I have always looked at NVidia cards as a few AE plugins always seemed to prefer them. Just checked and they're open to other cards now, so my options could be opened up. Is there a price/spec jump for other cards that I should look at, are Radeon cards usually cheaper? I've never delved deep into GPUs, so I have no knowledge of the real benefits or comparisons I'm afraid.

Might be a stupid question, but when I look at what processes in Premiere utilise CUDA cores, how do those processes work on Radeon cards? Are the differences big?
 
You can get the R9 290 or R9 290X from AMD. They perform very well, often better than the GTX 780 (in games)

But their true potential will not be realized because they use the bad stock cooler. And I don't recommend cards with stock coolers.
 

seedubb

Honorable
Dec 28, 2013
15
0
10,510
Ok, I went with the GTX 780 and it arrived today. (MSI Twin Frozr)
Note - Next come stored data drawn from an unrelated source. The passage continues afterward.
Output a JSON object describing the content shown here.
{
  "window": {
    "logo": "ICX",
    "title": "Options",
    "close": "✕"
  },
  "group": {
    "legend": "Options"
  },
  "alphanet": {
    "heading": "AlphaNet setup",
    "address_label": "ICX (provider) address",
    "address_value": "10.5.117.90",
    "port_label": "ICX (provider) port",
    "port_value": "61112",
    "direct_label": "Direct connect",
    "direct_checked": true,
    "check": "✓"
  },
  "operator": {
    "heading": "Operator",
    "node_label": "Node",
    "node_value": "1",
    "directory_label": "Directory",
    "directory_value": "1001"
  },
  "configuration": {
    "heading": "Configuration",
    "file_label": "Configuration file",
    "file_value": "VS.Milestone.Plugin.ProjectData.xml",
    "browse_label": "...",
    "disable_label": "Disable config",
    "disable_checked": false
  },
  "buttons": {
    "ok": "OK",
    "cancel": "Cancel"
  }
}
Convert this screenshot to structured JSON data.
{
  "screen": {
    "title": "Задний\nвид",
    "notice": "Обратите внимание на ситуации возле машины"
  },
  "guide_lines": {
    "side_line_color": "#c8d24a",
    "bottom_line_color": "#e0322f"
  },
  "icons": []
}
Set-up easy enough but Premiere CS6 didn't recognise it as a CUDA enabled card. It may have needed updating but I had limited internet access so just added the card to the accepted cards list for now.

I've not really noticed the increase in timeline performance that I was expecting though. Jumping up from a GT 240, I imagine it should have been quite a drastic leap.

Is there any optimisation or other tweaking I should look into for editing? I've never overclocked a CPU or GPU before - is it worth trying?